Foz do Iguaçu está investindo na ampliação do acolhimento familiar como uma estratégia essencial para proteger crianças e adolescentes afastados de seus lares. Atualmente, o Programa Família Acolhedora, uma parceria entre a Associação Fraternidade Aliança (AFA) e a Prefeitura, atende um em cada três casos de menores afastados, o que equivale a 33% das vagas de acolhimento na cidade. Essa abordagem oferece uma alternativa ao acolhimento institucional.

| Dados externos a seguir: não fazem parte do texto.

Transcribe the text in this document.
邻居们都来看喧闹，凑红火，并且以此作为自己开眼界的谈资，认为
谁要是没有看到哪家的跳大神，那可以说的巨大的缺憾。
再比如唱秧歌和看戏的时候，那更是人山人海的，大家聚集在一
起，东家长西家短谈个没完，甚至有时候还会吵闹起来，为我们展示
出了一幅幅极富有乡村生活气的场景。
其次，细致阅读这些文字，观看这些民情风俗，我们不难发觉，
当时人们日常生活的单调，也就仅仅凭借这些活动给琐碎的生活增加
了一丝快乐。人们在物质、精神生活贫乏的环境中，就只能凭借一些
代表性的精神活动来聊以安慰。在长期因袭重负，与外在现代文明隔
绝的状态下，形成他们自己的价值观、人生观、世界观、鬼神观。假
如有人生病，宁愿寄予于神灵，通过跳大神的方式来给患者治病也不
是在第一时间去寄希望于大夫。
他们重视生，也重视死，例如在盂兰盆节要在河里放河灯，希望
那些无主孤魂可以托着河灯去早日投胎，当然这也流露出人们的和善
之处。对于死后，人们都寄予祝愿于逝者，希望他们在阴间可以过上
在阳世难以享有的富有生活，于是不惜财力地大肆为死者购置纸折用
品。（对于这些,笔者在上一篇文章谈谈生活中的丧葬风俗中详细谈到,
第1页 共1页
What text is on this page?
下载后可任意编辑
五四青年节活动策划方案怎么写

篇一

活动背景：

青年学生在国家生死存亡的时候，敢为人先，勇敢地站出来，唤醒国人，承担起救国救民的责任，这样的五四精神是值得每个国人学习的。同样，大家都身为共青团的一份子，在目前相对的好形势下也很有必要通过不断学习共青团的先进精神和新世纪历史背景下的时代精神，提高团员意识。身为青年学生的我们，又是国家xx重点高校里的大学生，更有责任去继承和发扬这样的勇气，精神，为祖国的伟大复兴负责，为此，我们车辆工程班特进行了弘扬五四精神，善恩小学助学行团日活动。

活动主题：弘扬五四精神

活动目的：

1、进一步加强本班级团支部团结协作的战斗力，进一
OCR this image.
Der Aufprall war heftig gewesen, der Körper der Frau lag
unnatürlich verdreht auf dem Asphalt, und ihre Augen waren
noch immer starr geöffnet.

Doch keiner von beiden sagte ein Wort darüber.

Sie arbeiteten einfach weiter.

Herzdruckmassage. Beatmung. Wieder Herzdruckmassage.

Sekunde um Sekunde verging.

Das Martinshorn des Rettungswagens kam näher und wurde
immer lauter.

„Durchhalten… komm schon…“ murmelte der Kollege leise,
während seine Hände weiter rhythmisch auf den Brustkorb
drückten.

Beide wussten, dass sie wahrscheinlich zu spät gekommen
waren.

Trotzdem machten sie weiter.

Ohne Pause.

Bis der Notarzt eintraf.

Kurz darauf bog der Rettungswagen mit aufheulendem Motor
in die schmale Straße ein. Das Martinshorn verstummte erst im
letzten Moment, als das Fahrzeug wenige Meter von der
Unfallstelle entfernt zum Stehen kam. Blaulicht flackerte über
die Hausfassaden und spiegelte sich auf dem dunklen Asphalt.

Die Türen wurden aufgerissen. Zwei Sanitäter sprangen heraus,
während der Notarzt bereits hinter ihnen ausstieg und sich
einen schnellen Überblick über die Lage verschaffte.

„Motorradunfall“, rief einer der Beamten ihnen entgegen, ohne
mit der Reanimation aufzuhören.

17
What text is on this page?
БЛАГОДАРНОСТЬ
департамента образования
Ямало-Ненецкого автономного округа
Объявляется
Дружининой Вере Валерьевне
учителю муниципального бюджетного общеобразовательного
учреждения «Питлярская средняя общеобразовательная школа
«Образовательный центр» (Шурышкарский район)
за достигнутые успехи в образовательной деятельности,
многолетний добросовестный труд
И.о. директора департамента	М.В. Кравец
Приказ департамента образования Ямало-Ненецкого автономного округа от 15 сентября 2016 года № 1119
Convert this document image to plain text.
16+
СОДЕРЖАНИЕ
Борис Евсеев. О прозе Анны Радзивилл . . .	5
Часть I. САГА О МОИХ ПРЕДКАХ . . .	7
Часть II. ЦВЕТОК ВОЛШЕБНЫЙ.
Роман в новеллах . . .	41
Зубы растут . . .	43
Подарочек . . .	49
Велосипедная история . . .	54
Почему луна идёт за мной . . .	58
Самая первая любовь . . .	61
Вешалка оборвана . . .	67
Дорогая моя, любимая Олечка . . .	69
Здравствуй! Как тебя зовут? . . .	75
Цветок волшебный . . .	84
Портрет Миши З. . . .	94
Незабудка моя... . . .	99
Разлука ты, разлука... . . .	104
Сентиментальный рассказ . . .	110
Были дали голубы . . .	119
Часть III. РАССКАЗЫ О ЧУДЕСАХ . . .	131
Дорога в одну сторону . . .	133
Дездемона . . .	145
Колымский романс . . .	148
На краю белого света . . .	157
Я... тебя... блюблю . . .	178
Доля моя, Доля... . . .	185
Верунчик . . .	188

Desde sua criação em 2013, o Programa Família Acolhedora atualmente conta com 35 crianças e adolescentes em acolhimento temporário, que são acolhidos por 28 famílias cadastradas e capacitadas. Com um convênio entre a Prefeitura e a AFA, está prevista a expansão do programa para acomodar até 45 famílias, ampliando assim a rede de proteção social destinada aos menores.
O acolhimento ocorre exclusivamente por determinação judicial e é mantido enquanto a medida protetiva se fizer necessária. O objetivo principal é facilitar o retorno dos menores às suas famílias de origem assim que as condições o permitirem ou, se necessário, a adoção de outra medida a ser definida pelo Judiciário.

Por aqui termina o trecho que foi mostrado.